A.E. Waite was born in New York in 1857; his father was a Merchant Marine captain and died at sea when Arthur was only a child, whereupon his English mother returned to London to raise him and his sister in poverty, disowned by her prosperous merchant family because she had never legally married Waite's father. She converted to the Roman Catholic church, which was a formative influence in Arthur's life, instilling in him a lifelong fixation on ceremonialism and ritual, even though he would drift away from the teachings of the church. Arthur, unable to afford proper schooling, taught himself through the reading of medieval fantasies and pulp fiction. He dabbled with spiritism and Theosophy, and was much influenced by the writings of Eliphas Levi. Unlike his friend Arthur Machen, Waite's career was not destined to be fiction writing, but independent scholarship. He had already set out upon what would be a lifelong course and specialization, namely, the scholarly examination and popularization of occult and mystical philosophies.

Early on, Waite's published writings spoke highly of the theory behind Freemasonry; he asserted that "in its vulgar aspect its object is benevolence and providence; in its esoteric significance it is an attempt to achieve the moral regeneration of the human race; by the construction of a pure, unsectarian system of morality, to create the perfect man'." A high ideal, and one which Waite sought for in all the organizations he was to be involved with; yet he cautioned his readers: "From a century of contradictory sources it borrows a many-splendoured aureole of romance and of esoteric fable, which is eminently liable to attract the soul-student at the threshold of mystic research....We must counsel him to overcome this gravitation of his desires towards Masonry. There is no light there; there is no secret of the soul enshrined in the recesses of its suggestive ceremonial; whatever it may have been in the past, at the present day it neither is, nor claims to be, more than a beautiful system of morality veiled in allegories and illustrated by symbols."

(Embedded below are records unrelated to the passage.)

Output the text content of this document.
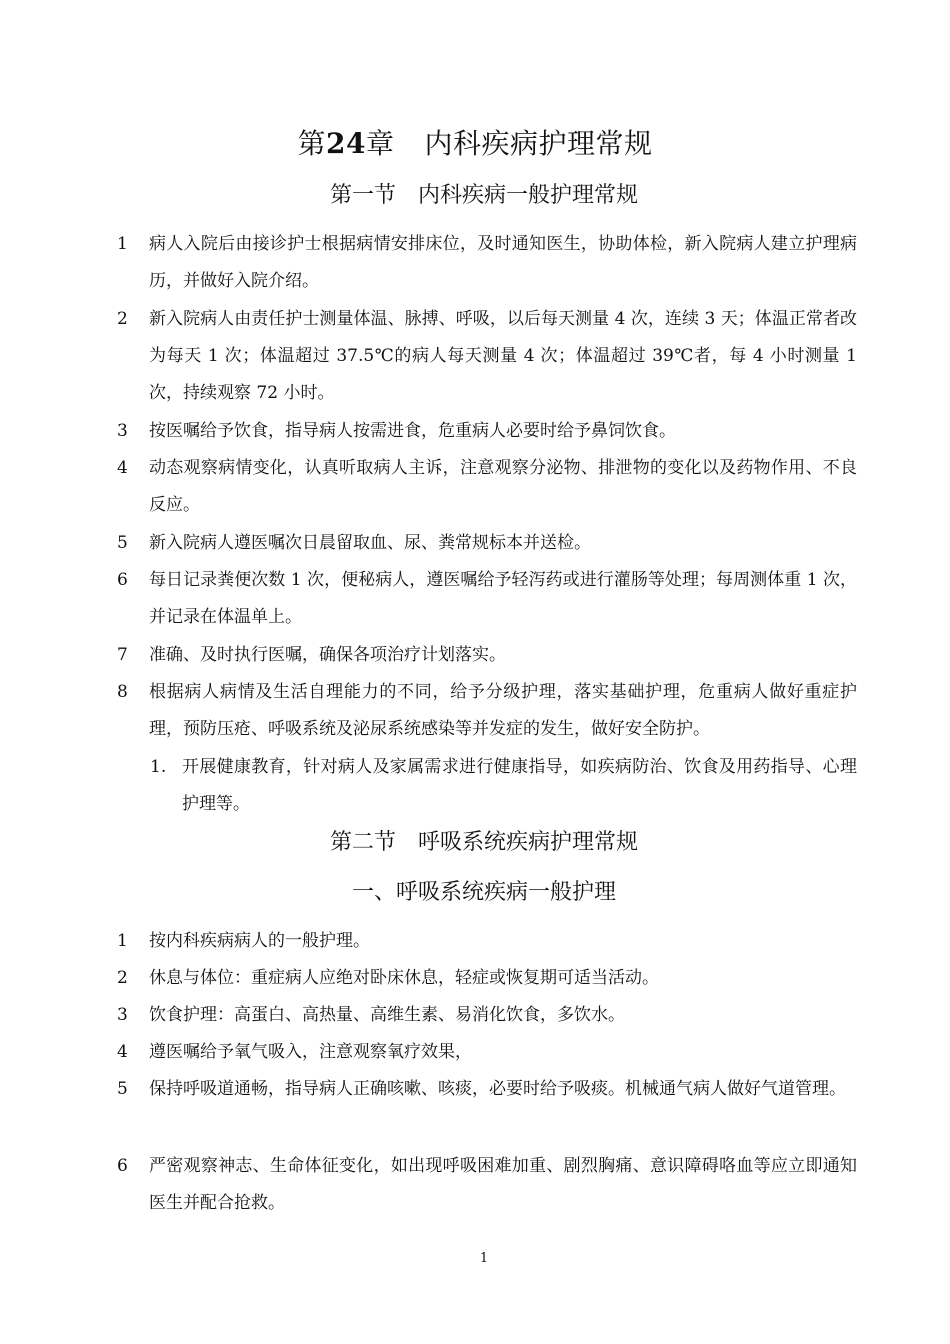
第24章 内科疾病护理常规
第一节　内科疾病一般护理常规
1	病人入院后由接诊护士根据病情安排床位，及时通知医生，协助体检，新入院病人建立护理病历，并做好入院介绍。
2	新入院病人由责任护士测量体温、脉搏、呼吸，以后每天测量 4 次，连续 3 天；体温正常者改为每天 1 次；体温超过 37.5℃的病人每天测量 4 次；体温超过 39℃者，每 4 小时测量 1 次，持续观察 72 小时。
3	按医嘱给予饮食，指导病人按需进食，危重病人必要时给予鼻饲饮食。
4	动态观察病情变化，认真听取病人主诉，注意观察分泌物、排泄物的变化以及药物作用、不良反应。
5	新入院病人遵医嘱次日晨留取血、尿、粪常规标本并送检。
6	每日记录粪便次数 1 次，便秘病人，遵医嘱给予轻泻药或进行灌肠等处理；每周测体重 1 次，并记录在体温单上。
7	准确、及时执行医嘱，确保各项治疗计划落实。
8	根据病人病情及生活自理能力的不同，给予分级护理，落实基础护理，危重病人做好重症护理，预防压疮、呼吸系统及泌尿系统感染等并发症的发生，做好安全防护。
1. 开展健康教育，针对病人及家属需求进行健康指导，如疾病防治、饮食及用药指导、心理护理等。
第二节　呼吸系统疾病护理常规
一、呼吸系统疾病一般护理
1	按内科疾病病人的一般护理。
2	休息与体位：重症病人应绝对卧床休息，轻症或恢复期可适当活动。
3	饮食护理：高蛋白、高热量、高维生素、易消化饮食，多饮水。
4	遵医嘱给予氧气吸入，注意观察氧疗效果，
5	保持呼吸道通畅，指导病人正确咳嗽、咳痰，必要时给予吸痰。机械通气病人做好气道管理。
6	严密观察神志、生命体征变化，如出现呼吸困难加重、剧烈胸痛、意识障碍咯血等应立即通知医生并配合抢救。
1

Waite joined the Order of the Golden Dawn in 1891 and was admitted into the Second Order (R.R. et A.C.) in 1899. During this time he continued his occult writings, translating alchemical manuscripts and editing an occult journal.

His entry into the Second Order was short-lived, however, and not by his own design; it was to fragment and dissipate within a year. Despite his earlier criticism of modern Freemasonry's degenerate condition, Waite later became a Mason, and also started his own Orders, first the Rectified Order of the Golden Dawn (in 1904) then the Fellowship of the Rosy Cross in 1915.

Waite spent the rest of his life researching and writing on various occult and hermetic subjects, specializing in the history of Freemasonry; though he was often attacked (and not only by his arch-nemesis, Crowley) for supposedly sloppy research and a bombastic prose style, Waite ironically was a rational expounder of Masonic history, and possessed a healthy sceptical faculty. He was instrumental in the development of the famous Rider-Waite Tarot deck (the most popular tarot of all time), and wrote numerous books, many of which are still readily available and well-read to this day. Ironically, Waite died (at the age of 90) only a few days after Aleister Crowley's own death in 1947.